The results appear in the same order as the names given in output. The measures 'alarms' (the original ESTIME), 'soft' and 'coherence' are as defined in the papers. The only difference is that when there are no any tokens overlap between the claim and the text, the 'alarms' is set to the number of the tokens in the summary. Unlike 'soft', the original ESTIME does not make good estimation for the cases where the number of overlap tokens is much less than the total number of summary tokens. Starting from the version 0.3.3, the measure 'alarms_adjusted' can be added. It is defined as alarms_adjusted = alarms * N / M, where M is the number of overlap tokens, and N is the total number of summary tokens. Thus, it serves as an extrapolation of the 'alarms' to the total number of summary tokens. When M=0, the 'alarms_adjusted' is set to N. For curiocity (not recommended), the 'alarms_alltokens' also can be added, it is defined as alarms_alltokens = alarms + N - M, meaning that any non-overlapping token is counted as an alarm.
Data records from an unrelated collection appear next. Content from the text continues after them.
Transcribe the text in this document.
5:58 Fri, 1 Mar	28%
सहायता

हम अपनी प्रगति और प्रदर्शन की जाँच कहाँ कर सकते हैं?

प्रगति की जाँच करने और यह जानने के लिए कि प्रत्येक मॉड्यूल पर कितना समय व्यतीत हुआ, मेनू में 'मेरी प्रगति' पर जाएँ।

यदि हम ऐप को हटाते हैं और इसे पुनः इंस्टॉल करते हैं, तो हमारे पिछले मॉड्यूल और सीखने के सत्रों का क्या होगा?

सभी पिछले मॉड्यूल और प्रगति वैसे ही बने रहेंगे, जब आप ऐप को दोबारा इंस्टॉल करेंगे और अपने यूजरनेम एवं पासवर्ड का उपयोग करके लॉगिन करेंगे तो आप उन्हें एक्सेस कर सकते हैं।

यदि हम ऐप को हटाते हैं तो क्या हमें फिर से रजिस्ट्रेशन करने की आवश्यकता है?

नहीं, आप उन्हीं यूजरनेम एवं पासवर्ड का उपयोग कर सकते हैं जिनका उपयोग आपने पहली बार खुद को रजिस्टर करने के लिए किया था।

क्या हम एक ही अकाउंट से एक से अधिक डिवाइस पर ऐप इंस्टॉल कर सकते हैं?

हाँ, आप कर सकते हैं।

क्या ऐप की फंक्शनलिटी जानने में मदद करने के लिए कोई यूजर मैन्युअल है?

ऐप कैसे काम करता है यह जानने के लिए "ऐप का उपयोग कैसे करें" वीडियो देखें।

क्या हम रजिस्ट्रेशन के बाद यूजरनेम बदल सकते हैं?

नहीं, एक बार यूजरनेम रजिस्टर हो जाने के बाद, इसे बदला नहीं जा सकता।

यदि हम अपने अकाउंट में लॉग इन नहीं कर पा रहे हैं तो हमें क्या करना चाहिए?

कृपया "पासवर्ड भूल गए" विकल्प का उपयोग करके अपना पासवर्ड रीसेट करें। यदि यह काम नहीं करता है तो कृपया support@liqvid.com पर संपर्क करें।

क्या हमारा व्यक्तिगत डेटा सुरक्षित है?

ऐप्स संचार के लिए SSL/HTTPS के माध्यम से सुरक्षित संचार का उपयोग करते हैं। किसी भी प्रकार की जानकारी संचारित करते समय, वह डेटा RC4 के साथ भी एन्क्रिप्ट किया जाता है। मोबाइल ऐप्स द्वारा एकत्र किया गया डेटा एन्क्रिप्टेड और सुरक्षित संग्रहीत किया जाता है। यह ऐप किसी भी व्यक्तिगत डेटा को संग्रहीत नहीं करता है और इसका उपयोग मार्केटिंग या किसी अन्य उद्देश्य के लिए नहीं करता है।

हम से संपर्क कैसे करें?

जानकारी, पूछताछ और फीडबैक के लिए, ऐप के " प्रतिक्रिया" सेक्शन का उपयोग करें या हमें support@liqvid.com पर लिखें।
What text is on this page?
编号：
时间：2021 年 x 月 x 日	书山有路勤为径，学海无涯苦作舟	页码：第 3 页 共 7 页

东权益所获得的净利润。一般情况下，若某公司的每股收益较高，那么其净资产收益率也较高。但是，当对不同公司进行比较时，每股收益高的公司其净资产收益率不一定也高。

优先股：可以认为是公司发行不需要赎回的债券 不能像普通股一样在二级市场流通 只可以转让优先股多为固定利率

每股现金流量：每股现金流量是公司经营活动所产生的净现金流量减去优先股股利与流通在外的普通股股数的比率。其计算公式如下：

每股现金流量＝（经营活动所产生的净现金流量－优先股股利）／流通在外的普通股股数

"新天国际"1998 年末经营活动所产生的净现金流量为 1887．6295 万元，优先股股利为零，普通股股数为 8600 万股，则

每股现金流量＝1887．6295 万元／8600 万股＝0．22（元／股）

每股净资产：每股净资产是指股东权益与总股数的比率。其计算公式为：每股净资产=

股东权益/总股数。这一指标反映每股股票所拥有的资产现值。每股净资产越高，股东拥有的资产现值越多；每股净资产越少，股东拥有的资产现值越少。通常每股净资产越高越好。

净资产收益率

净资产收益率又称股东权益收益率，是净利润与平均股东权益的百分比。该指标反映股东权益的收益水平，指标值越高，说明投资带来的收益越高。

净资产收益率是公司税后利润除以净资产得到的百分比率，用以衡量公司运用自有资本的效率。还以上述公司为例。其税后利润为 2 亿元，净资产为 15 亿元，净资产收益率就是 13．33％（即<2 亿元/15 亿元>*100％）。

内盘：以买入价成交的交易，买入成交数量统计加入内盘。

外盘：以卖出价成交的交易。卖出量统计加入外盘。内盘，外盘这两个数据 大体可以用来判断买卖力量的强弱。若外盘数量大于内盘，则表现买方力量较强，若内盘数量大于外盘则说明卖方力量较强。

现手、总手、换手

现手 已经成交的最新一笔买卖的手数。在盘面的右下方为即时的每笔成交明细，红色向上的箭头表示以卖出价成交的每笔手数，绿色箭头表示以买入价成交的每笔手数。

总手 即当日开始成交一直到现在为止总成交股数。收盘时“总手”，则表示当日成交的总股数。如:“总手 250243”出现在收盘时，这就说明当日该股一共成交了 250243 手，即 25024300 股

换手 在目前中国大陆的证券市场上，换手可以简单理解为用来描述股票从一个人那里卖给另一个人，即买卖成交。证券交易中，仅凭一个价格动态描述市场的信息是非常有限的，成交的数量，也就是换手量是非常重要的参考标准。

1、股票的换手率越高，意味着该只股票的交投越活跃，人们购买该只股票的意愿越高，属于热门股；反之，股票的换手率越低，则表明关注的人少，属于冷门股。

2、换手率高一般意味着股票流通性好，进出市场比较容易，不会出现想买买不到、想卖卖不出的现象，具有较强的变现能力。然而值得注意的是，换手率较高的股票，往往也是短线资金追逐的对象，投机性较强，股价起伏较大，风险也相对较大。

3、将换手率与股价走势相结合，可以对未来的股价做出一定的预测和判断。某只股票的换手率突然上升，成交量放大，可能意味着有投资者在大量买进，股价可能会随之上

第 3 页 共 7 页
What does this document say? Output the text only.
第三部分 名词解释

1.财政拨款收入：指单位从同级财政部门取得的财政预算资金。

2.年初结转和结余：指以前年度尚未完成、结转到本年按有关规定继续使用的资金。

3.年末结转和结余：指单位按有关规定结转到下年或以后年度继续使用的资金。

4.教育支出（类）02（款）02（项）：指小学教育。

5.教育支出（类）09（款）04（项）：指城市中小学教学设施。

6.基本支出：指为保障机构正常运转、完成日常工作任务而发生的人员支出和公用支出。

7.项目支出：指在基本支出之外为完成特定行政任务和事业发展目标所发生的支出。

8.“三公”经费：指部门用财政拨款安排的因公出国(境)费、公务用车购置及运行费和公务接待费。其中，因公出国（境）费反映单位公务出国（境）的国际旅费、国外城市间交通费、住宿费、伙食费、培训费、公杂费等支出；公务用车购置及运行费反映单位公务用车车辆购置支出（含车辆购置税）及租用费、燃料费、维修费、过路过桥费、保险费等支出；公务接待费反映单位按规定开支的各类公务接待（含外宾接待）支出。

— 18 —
For more options, see comments in the source estime, or see estime.

The table below is made in the same way as the Table 1 in ESTIME, except that the number of systems here is updated from 16 to 17, following the later version of SummEval. This means that the correlations are taken here between arrays of 1700-length (100 texts x 17 summary generation systems).

model consistency
Spearman
consistency
Kendall
relevance
Spearman
relevance
Kendall
coherence
Spearman
coherence
Kendall
fluency
Spearman
fluency
Kendall
BLANC-AXXL 0.19 0.09 0.21 0.15 0.11 0.08 0.10 0.06
BLANC-BLU 0.20 0.10 0.18 0.13 0.10 0.07 0.11 0.06
BLANC 0.19 0.10 0.28 0.20 0.22 0.16 0.13 0.07
ESTIME-12 0.36 0.18 0.10 0.07 0.20 0.14 0.32 0.19
ESTIME-21 0.39 0.19 0.15 0.11 0.27 0.19 0.38 0.22
ESTIME-24 0.34 0.17 0.08 0.06 0.16 0.11 0.34 0.20
Jensen-Shannon 0.18 0.09 0.39 0.28 0.29 0.21 0.11 0.06
SummaQA-F 0.17 0.08 0.14 0.10 0.08 0.06 0.12 0.07
SummaQA-P 0.19 0.09 0.17 0.12 0.10 0.08 0.12 0.07
SUPERT 0.28 0.14 0.26 0.19 0.20 0.15 0.17 0.10
(r) BERTScore-F 0.10 0.05 0.38 0.28 0.39 0.28 0.13 0.07
(r) BERTScore-P 0.05 0.03 0.29 0.21 0.34 0.25 0.11 0.06
(r) BERTScore-R 0.15 0.08 0.41 0.30 0.34 0.249 0.11 0.06
(r) BLEU 0.09 0.04 0.23 0.17 0.19 0.14 0.12 0.07
(r) ROUGE-L 0.12 0.06 0.23 0.16 0.16 0.11 0.08 0.04
(r) ROUGE-1 0.13 0.07 0.28 0.20 0.17 0.12 0.07 0.04
(r) ROUGE-2 0.12 0.06 0.23 0.16 0.14 0.10 0.06 0.04
(r) ROUGE-3 0.15 0.07 0.23 0.17 0.15 0.11 0.06 0.04

(r): These measures need human-written reference summaries to evaluate a summary.
The ESTIME and Jensen-Shannon scores are negated. The third row is the default version of BLANC.

The numbers have slightly changed here compared to the 16-system data reported in ESTIME; the trends and the top correlations are the same.
Notice that for consistency any reference-free measure outperforms all reference-needed measures.